In order for fibroids to grow, the presence of two specific hormones– estrogen and progesterone are necessary. Yet, for them to develop full out, their presence is not enough. There needs to be an interaction of estrogen, progesterone and other cell growth factors. Estrogen and progesterone production begins around puberty. But, it is unusual for fibroid production to occur before or during this time.
Understanding Estrogen and Progesterone
Estrogen and progesterone are two hormones that are produced by a woman’s ovaries. Fibroid tissues will contain more estrogen and progesterone than normal uterine cells. When estrogen and progesterone upsurges, the uterus lining experiences restoration and regeneration. This occurs during each woman’s monthly cycle, to prep the body for pregnancy. These same two hormones also appear when promoting fibroid growth.
Pregnancy & Fibroid Growth
During pregnancy, you may see a dramatic increase in your fibroids. They can increase in number and size. Why? This is due to the rise in a woman’s estrogen and progesterone levels during pregnancy. It’s not uncommon for a woman to quickly develop fibroids during the first trimester of her pregnancy. After development, they most often grow fast. These fibroids usually disappear on their own or shrink after you give birth. Even more so, fibroids will likely shrink during or after menopause. This is because hormone levels decrease.
Are My Hormone Levels Too High?
Learning about estrogen and progesterone may lead you to believe that women with fibroids are making too much estrogen or progesterone. That’s a common myth. Estrogen and progesterone levels in a fibroid sufferer’s blood are almost always regular. Research shows that fibroids contain specific enzymes. These particular enzymes convert androgens into estrogen within the actual fibroid. Androgens are hormones made by the ovary and the adrenal gland. Because of this fact, the fibroid cell itself contains much higher levels of estrogen than the rest of the body. Plus fibroids are quite sensitive to the progesterone hormone. They thrive during a woman’s cycle when progesterone levels are abundant.

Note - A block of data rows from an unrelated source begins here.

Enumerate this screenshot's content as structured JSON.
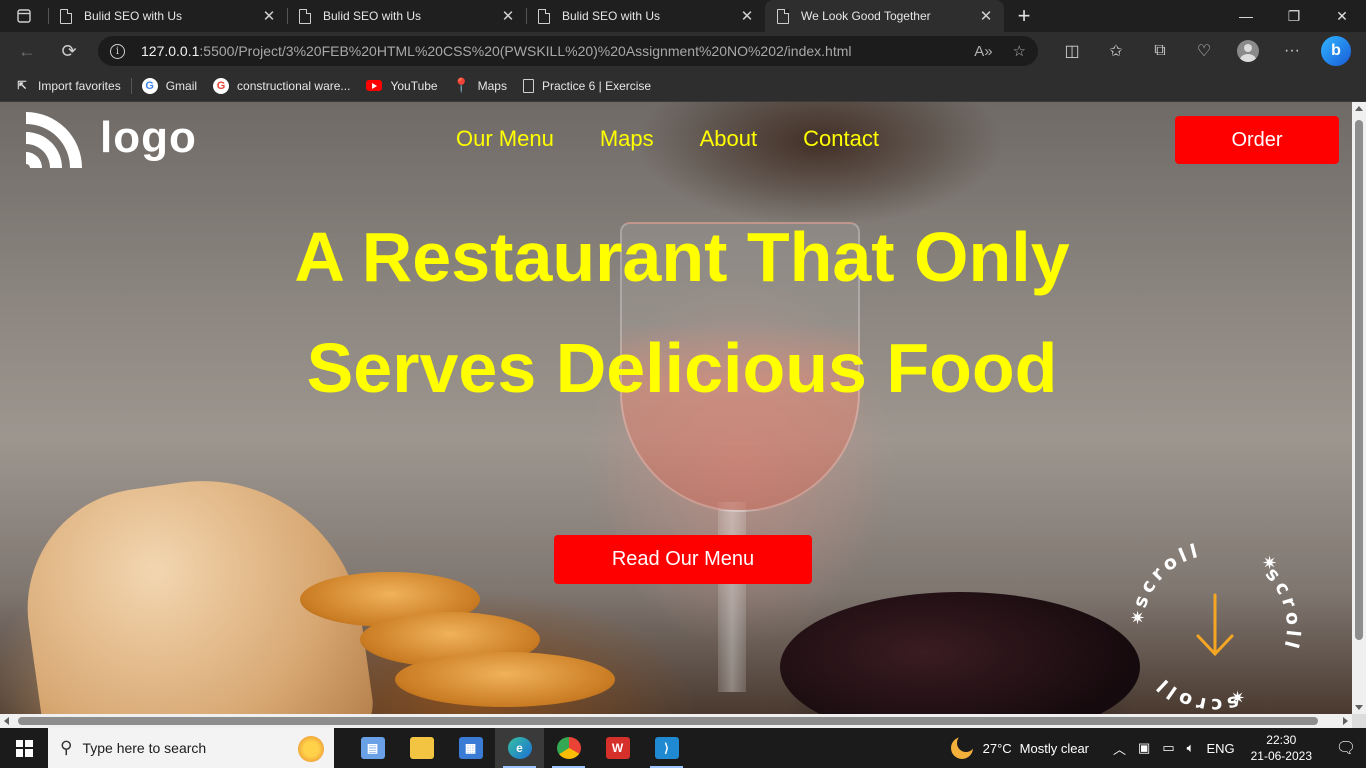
{
  "browser": {
    "tabs": [
      {
        "title": "Bulid SEO with Us",
        "active": false
      },
      {
        "title": "Bulid SEO with Us",
        "active": false
      },
      {
        "title": "Bulid SEO with Us",
        "active": false
      },
      {
        "title": "We Look Good Together",
        "active": true
      }
    ],
    "url_host": "127.0.0.1",
    "url_path": ":5500/Project/3%20FEB%20HTML%20CSS%20(PWSKILL%20)%20Assignment%20NO%202/index.html",
    "favorites": [
      {
        "label": "Import favorites",
        "icon": "import-icon"
      },
      {
        "label": "Gmail",
        "icon": "google-icon"
      },
      {
        "label": "constructional ware...",
        "icon": "google-g-icon"
      },
      {
        "label": "YouTube",
        "icon": "youtube-icon"
      },
      {
        "label": "Maps",
        "icon": "maps-pin-icon"
      },
      {
        "label": "Practice 6 | Exercise",
        "icon": "page-icon"
      }
    ]
  },
  "page": {
    "logo_text": "logo",
    "nav": [
      "Our Menu",
      "Maps",
      "About",
      "Contact"
    ],
    "order_label": "Order",
    "headline": "A Restaurant That Only Serves Delicious Food",
    "cta_label": "Read Our Menu",
    "scroll_word": "scroll",
    "colors": {
      "accent_text": "#ffff00",
      "button": "#ff0000"
    }
  },
  "taskbar": {
    "search_placeholder": "Type here to search",
    "weather_temp": "27°C",
    "weather_desc": "Mostly clear",
    "lang": "ENG",
    "time": "22:30",
    "date": "21-06-2023"
  }
}
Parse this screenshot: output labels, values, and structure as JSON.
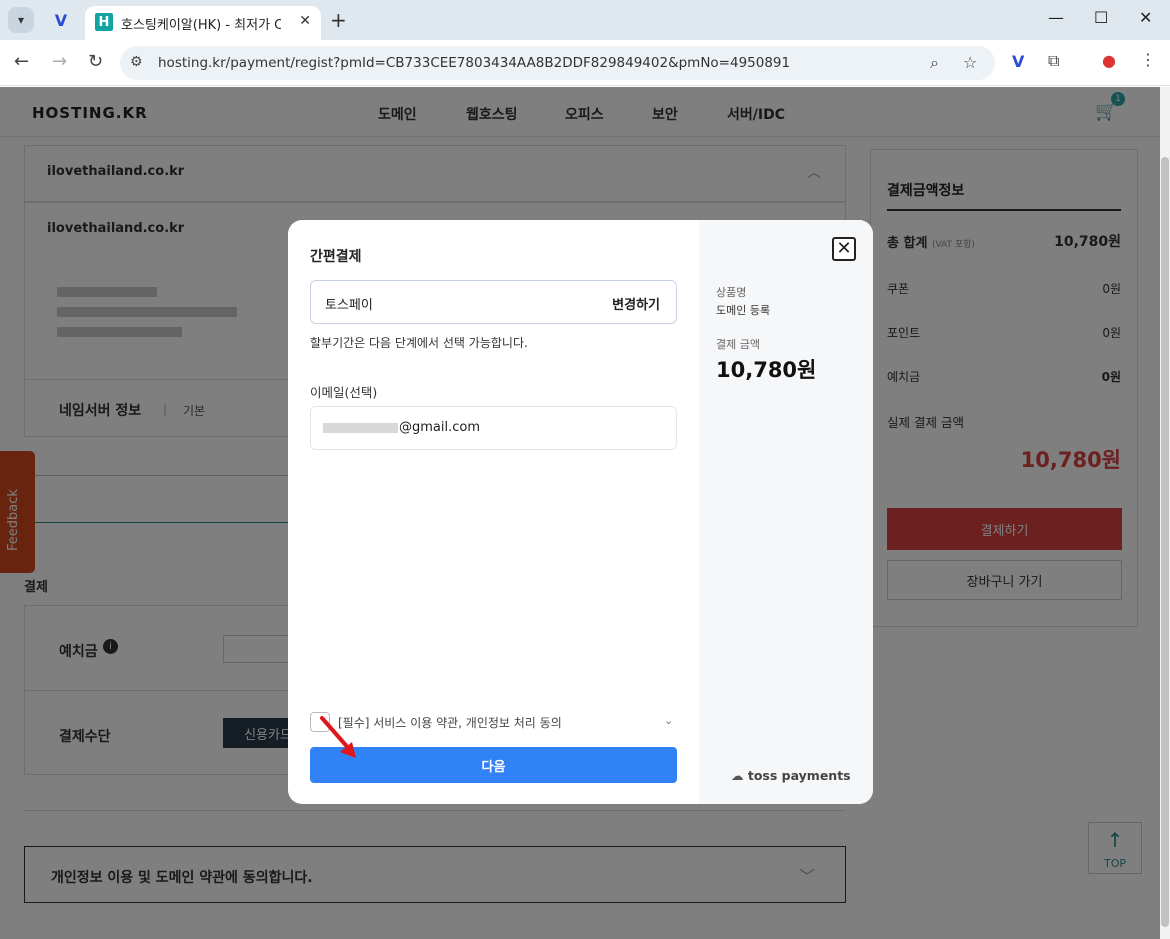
{
  "browser": {
    "tab_title": "호스팅케이알(HK) - 최저가 CO",
    "tab_favicon": "H",
    "url": "hosting.kr/payment/regist?pmId=CB733CEE7803434AA8B2DDF829849402&pmNo=4950891"
  },
  "site": {
    "logo": "HOSTING.KR",
    "menu": [
      "도메인",
      "웹호스팅",
      "오피스",
      "보안",
      "서버/IDC"
    ],
    "cart_count": "1"
  },
  "main": {
    "domain1": "ilovethailand.co.kr",
    "domain2": "ilovethailand.co.kr",
    "nameserver_label": "네임서버 정보",
    "nameserver_value": "기본",
    "payment_section": "결제",
    "deposit_label": "예치금",
    "payment_method_label": "결제수단",
    "credit_card": "신용카드",
    "agree_privacy": "개인정보 이용 및 도메인 약관에 동의합니다.",
    "feedback": "Feedback",
    "top": "TOP"
  },
  "summary": {
    "title": "결제금액정보",
    "total_label": "총 합계",
    "total_vat": "(VAT 포함)",
    "total_value": "10,780원",
    "coupon_label": "쿠폰",
    "coupon_value": "0원",
    "point_label": "포인트",
    "point_value": "0원",
    "deposit_label": "예치금",
    "deposit_value": "0원",
    "actual_label": "실제 결제 금액",
    "actual_value": "10,780원",
    "pay_button": "결제하기",
    "cart_button": "장바구니 가기"
  },
  "modal": {
    "title": "간편결제",
    "method": "토스페이",
    "change": "변경하기",
    "installment_note": "할부기간은 다음 단계에서 선택 가능합니다.",
    "email_label": "이메일(선택)",
    "email_suffix": "@gmail.com",
    "agree_text": "[필수] 서비스 이용 약관, 개인정보 처리 동의",
    "next_button": "다음",
    "product_label": "상품명",
    "product_value": "도메인 등록",
    "amount_label": "결제 금액",
    "amount_value": "10,780원",
    "brand": "toss payments"
  },
  "colors": {
    "toss_blue": "#3182f6",
    "pay_red": "#d8403f",
    "feedback_orange": "#d2491f"
  }
}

Growth factors which are small proteins that affect cell growth have been shown to increase the growth promoting effects of estrogen. This plays an important role in fibroid development. These growth factors may include epidermal growth factor and insulin-like growth factor.
According to “What is Epidermal Growth Factor,” an article published in Bio Effect, epidermal growth factor (EGF) is
“…a type of naturally occurring protein molecule found in the skin’s fibroblast cells that contribute to cell growth, development and healing.”
According to the National Cancer Institute, an insulin-like growth factor is
“…a protein made by the body that stimulates the growth of many types of cells. The insulin-like growth factor is similar to insulin, a hormone made in the pancreas.”
Overall, estrogen, progesterone, and the above mentioned growth factors likely promote fibroid tumor growth. Yet this is only after the original initiation of fibroid tumor formation. How this formation originally occurs still remains uncertain. Yet recent developments contribute fibroid initiation to genetics, environment and diet. Also, researchers at the Center for Uterine Fibroids have identified mutations in two genes, HMGI(C) and HMGI(Y). These genes may be important in the development of some fibroids.
Researchers and scientists continue to study the causes of fibroid cell growth. There is still not enough data on the cause and prevention of fibroids, yet there are many theories. Depending on the size, location and symptoms from uterine fibroids, a variety of treatment options may be available.